Sorry you are wrong, copper will tarnish, gold never will in that lies the difference. Gold is the only metal that will not tarnish and because of that one fact it make a better connection with electronic gear then copper or any other kind of metal.
So its not a gimmick, it is used widely in the making of mother boards and other pieces of computer gear today and has been used for that going all the way back to the days of wired computers before the Integrated Circuit Boards. Copper tarnishes, gold does not, not a gimmick but the smart way of doing things, in some cases the only way.
Look it up, 2ed age computers and how they were made. We are in the 3rd age. Look up how one bite was made with wire and what they used for that wire. That's right, GOLD.
The following was taken from a discription of the IBM 1401 (1959 through 1971)

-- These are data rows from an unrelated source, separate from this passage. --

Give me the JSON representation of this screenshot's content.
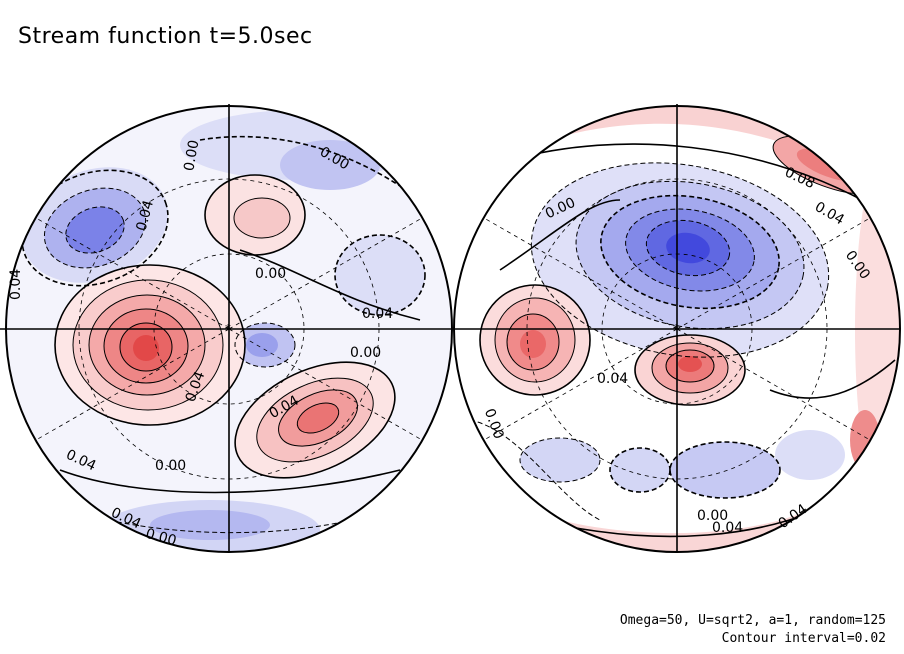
{
  "title": "Stream function t=5.0sec",
  "parameters": "Omega=50, U=sqrt2, a=1, random=125",
  "contour_interval": "Contour interval=0.02",
  "colors": {
    "positive": "#e85a5a",
    "positive_light": "#f8d4d4",
    "negative": "#5a62e6",
    "negative_light": "#d6d8f7",
    "contour": "#000000"
  },
  "hemispheres": [
    {
      "name": "left",
      "contour_labels": [
        "0.00",
        "0.04",
        "0.00",
        "0.00",
        "0.04",
        "0.00",
        "0.04",
        "0.04",
        "0.00",
        "0.04",
        "0.04",
        "0.00",
        "0.04"
      ]
    },
    {
      "name": "right",
      "contour_labels": [
        "0.00",
        "0.08",
        "0.04",
        "0.00",
        "0.04",
        "0.00",
        "0.00",
        "0.04",
        "0.04"
      ]
    }
  ]
}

These circuits were constructed of discrete components (resistors, capacitors, transistors) mounted on single sided paper-epoxy printed circuit boards either 2.5 by 4.5 inches (63 by 110 mm) with a 16-pin gold plated edge connector (single wide) or 5.375 by 4.5 inches (136.5 by 110 mm) with two 16-pin gold plated edge connectors (double wide), that IBM referred to as SMS cards (Standard Modular System). The amount of logic on one card was similar to that in one 7400 series SSI or simpler MSI package (e.g., 3 to 5 logic gates or a couple of flip-flops on a single wide card up to about 20 logic gates or 4 flip-flops on a double wide card).